Dog panting is a normal way for dogs to release heat since they don't sweat like we do. However, excessive panting can be a sign of illness, heat stroke or stress. It's important for you to know how much your dog usually pants so you can address the issue if panting becomes excessive.

Heat Stroke

Each dog is a little different in how much he pants during and after exercise. Knowing your dog will help you identify heat stroke, which often occurs during a tough workout or exercise during hot weather. If your dog is panting for longer than 10 minutes after your exercise, contact your veterinarian.

Other symptoms of heat stroke include excessive drooling, red tongue and gums, vomiting, dizziness, lethargy and seizure. To treat heat stroke, make sure your dog is drinking water. Use water to cool him by splashing it on his feet, stomach and face. Do not dip your dog in ice water or cool him too fast as this can cause shock.

Stress and Anxiety

Dogs often pant heavily when they are stressed, anxious or afraid. This would occur regardless of your dog's activity level and may arise with a change in the environment or a stimulus that usually frightens your dog.

If possible, identify the stressor. If your dog is afraid of noises, begin desensitizing him to noises by exposing them to him at a very low level and rewarding him with treats for remaining calm. Gradually build up to loud noises. If your dog gets stressed at any point, slow down.

If excess panting seems to have appeared in conjunction with a change in environment, do your best to increase your dog's comfort level. Stabilize his routine by feeding, walking and playing with him at similar times each day. Provide him with special cuddle time. Increase his comfort by giving him a bed or toys with which he is familiar and installing a DAP diffuser, which releases calming pheremones into the air.

Other Causes

Excessive panting can also be caused by many different illnesses. If your dog is exhibiting excessive panting, consult your veterinarian to first rule out a medical cause.

Illnesses that cause panting include fever, anemia, heart worm, congestive heart failure, a pending seizure, hypothyroidism and poisoning.

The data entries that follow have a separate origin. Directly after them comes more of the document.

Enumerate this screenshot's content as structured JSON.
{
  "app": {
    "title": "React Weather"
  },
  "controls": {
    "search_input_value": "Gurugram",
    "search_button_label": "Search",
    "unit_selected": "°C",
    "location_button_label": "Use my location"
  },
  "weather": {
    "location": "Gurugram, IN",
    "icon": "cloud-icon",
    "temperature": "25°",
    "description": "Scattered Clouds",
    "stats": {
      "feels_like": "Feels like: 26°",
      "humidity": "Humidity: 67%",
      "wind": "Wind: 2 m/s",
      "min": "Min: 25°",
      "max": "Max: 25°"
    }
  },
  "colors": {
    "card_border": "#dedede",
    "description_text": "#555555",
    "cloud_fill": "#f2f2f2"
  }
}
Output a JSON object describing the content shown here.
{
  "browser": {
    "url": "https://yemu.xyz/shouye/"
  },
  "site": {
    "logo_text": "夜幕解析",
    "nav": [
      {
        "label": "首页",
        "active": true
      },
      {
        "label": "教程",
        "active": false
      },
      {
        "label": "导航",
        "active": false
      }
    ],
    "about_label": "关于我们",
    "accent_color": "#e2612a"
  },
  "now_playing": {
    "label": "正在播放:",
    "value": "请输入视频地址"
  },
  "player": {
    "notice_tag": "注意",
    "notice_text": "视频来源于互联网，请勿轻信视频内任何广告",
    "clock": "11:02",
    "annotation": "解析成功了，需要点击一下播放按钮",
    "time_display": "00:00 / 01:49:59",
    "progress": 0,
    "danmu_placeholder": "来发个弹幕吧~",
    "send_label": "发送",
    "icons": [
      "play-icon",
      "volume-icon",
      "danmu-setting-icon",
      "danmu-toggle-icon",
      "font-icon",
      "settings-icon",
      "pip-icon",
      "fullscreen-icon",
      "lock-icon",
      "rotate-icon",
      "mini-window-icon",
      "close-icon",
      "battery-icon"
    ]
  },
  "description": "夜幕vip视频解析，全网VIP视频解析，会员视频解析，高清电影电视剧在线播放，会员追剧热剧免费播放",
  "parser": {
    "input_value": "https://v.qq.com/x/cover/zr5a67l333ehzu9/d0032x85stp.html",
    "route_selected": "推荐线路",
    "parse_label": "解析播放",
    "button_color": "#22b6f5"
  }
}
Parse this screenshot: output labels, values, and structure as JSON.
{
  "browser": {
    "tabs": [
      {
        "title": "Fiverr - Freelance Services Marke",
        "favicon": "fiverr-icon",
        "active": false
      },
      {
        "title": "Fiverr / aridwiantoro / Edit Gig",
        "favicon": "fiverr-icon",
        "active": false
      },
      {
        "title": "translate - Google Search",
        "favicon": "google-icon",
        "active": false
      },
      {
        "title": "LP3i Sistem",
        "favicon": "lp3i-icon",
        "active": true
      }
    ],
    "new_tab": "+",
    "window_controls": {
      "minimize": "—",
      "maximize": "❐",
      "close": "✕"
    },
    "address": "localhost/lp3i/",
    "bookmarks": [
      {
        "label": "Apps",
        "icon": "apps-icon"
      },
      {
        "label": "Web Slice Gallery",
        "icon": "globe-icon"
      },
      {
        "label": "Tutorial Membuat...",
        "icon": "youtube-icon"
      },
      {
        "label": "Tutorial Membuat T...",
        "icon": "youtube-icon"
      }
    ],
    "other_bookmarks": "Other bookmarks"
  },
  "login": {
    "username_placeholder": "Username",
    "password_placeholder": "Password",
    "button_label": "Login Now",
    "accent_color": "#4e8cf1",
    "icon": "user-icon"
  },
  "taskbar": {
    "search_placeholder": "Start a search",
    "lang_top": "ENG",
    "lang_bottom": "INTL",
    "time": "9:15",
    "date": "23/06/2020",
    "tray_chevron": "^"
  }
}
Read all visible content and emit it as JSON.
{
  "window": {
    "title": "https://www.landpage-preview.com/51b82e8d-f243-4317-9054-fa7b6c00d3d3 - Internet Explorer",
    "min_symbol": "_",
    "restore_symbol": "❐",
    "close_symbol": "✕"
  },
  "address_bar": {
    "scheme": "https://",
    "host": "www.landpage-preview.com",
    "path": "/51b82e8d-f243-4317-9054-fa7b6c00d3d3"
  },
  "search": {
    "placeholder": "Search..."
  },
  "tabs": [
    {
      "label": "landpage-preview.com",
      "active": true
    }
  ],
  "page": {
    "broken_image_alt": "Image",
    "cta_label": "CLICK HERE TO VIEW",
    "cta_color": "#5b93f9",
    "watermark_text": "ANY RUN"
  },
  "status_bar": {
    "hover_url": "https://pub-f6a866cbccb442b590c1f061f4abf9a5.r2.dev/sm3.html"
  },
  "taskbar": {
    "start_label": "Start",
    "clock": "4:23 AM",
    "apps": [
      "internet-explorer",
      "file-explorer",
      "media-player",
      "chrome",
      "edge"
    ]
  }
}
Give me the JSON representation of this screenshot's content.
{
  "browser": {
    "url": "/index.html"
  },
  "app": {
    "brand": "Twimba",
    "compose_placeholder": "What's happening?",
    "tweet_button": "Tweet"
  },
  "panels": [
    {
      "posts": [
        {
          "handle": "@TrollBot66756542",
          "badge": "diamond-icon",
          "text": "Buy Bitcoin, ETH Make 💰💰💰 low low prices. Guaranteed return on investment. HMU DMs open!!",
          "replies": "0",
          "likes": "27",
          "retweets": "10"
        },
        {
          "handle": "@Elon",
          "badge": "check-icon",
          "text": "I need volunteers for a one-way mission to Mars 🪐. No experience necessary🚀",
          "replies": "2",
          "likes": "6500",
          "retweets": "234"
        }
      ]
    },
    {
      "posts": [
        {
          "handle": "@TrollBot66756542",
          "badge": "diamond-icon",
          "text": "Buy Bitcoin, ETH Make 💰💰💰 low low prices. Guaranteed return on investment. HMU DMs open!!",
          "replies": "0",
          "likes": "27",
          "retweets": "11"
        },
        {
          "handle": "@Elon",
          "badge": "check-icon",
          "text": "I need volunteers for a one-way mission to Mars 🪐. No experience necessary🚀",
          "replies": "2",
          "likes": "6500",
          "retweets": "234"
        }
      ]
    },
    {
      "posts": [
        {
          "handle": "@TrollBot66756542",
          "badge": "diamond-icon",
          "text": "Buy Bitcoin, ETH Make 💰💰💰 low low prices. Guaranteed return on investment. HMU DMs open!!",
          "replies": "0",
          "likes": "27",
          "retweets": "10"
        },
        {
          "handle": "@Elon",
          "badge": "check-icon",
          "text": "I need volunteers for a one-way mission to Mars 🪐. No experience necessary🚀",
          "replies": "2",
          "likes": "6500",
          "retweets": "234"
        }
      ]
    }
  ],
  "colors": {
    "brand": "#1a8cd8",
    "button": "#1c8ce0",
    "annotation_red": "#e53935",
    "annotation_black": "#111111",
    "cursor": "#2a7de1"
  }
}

Obesity can also cause excessive panting. If your dog is overweight, be sure to provide steady—but not excessive—exercise daily. Feed less food and play games that keep your dog moving in the evening. Give him frequent breaks during exercise, but keep addressing this because it could cause more serious illnesses later in life.

If your dog pants when he is resting or his panting lasts longer than 10 minutes, you probably have an excessive panter. This can be caused by many different things, so consult a veterinarian to help you determine the cause and solution.